Ramadhan tinggal menghitung hari, persiapan seharusnya sudah jauh lebih matang. Momentum besar yang menjadi kesempatan bagi kita untuk membuka lembaran baru.

Oleh karena itu, persiapannya tidak bisa sembarangan. Ibarat sebuah ajang akbar yang meraup banyak keuntungan perlu persiapan yang lama, timeline yang rinci, susunan konsep yang logis hingga upaya realisasi target yang telah diperhitungkan.

Itulah mengapa para sahabat Nabi shallallahu 'alaihi wa sallam menyambut Ramadhan sejak enam bulan sebelum kedatangannya. Mereka berdoa memohon diberinya kesempatan besar meraup keberkahan bulan Ramadhan.

Sebulan sebelum Ramadhan, yaitu di bulan Sya'ban para sahabat menyibukkan diri dengan membaca dan mempelajari Al-Qur'an lebih sering dari biasanya, sampai-sampai bulan Sya'ban disebut sebagai bulan Al-Qur'an.

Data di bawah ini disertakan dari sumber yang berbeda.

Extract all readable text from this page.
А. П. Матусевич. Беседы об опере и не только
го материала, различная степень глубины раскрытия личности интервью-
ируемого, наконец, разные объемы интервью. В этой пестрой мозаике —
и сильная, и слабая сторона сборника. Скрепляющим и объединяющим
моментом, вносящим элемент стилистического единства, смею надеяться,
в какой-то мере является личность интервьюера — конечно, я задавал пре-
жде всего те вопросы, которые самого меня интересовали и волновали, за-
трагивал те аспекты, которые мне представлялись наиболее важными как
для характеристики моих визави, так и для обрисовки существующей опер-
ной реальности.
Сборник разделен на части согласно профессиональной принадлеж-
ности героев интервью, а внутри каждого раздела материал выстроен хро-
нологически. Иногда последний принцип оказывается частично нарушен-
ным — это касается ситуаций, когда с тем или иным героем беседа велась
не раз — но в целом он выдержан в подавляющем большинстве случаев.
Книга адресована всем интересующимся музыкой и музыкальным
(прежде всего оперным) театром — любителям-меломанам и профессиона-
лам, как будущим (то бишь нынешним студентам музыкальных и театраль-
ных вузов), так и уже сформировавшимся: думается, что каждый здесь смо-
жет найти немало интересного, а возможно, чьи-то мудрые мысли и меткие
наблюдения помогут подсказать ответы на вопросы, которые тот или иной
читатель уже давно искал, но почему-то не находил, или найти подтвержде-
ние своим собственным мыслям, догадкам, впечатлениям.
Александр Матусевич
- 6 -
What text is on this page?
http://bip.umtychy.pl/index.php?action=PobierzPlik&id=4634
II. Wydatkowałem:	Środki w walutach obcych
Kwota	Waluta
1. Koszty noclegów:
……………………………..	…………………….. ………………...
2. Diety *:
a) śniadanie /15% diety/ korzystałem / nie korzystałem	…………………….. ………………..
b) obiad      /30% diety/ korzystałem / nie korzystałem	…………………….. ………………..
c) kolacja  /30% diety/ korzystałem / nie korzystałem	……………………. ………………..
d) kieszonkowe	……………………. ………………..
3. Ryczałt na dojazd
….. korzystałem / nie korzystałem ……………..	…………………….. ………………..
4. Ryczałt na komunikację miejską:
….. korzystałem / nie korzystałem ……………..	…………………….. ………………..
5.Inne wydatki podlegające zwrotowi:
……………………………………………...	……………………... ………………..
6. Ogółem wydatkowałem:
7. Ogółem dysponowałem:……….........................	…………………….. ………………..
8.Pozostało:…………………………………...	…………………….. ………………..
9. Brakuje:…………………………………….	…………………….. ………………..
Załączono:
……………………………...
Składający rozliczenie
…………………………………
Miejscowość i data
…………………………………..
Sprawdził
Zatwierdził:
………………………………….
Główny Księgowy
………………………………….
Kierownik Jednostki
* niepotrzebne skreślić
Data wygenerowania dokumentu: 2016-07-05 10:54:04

Demikian pula Rasulullah, beliau memperbanyak puasa di bulan Sya'ban, sebagaimana yang dikatakan oleh Aisyah radhiyallahu ‘anhu:

“Saya tidak pernah mengetahui Rasulullah shallallahu 'alaihi wa sallam berpuasa sebulan penuh kecuali pada bulan Ramadhan, dan saya tidak pernah mengetahui beliau lebih banyak berpuasa daripada di bulan Sya’ban.” (HR Bukhari dan Muslim)

Keberhasilan kita meraih keutamaan Ramadan juga ditentukan dari keberhasilan kita menyiapkannya.

Kejadian atau peristiwa besar dalam agama telah mengajarkan kita tentang pentingnya sebuah persiapan.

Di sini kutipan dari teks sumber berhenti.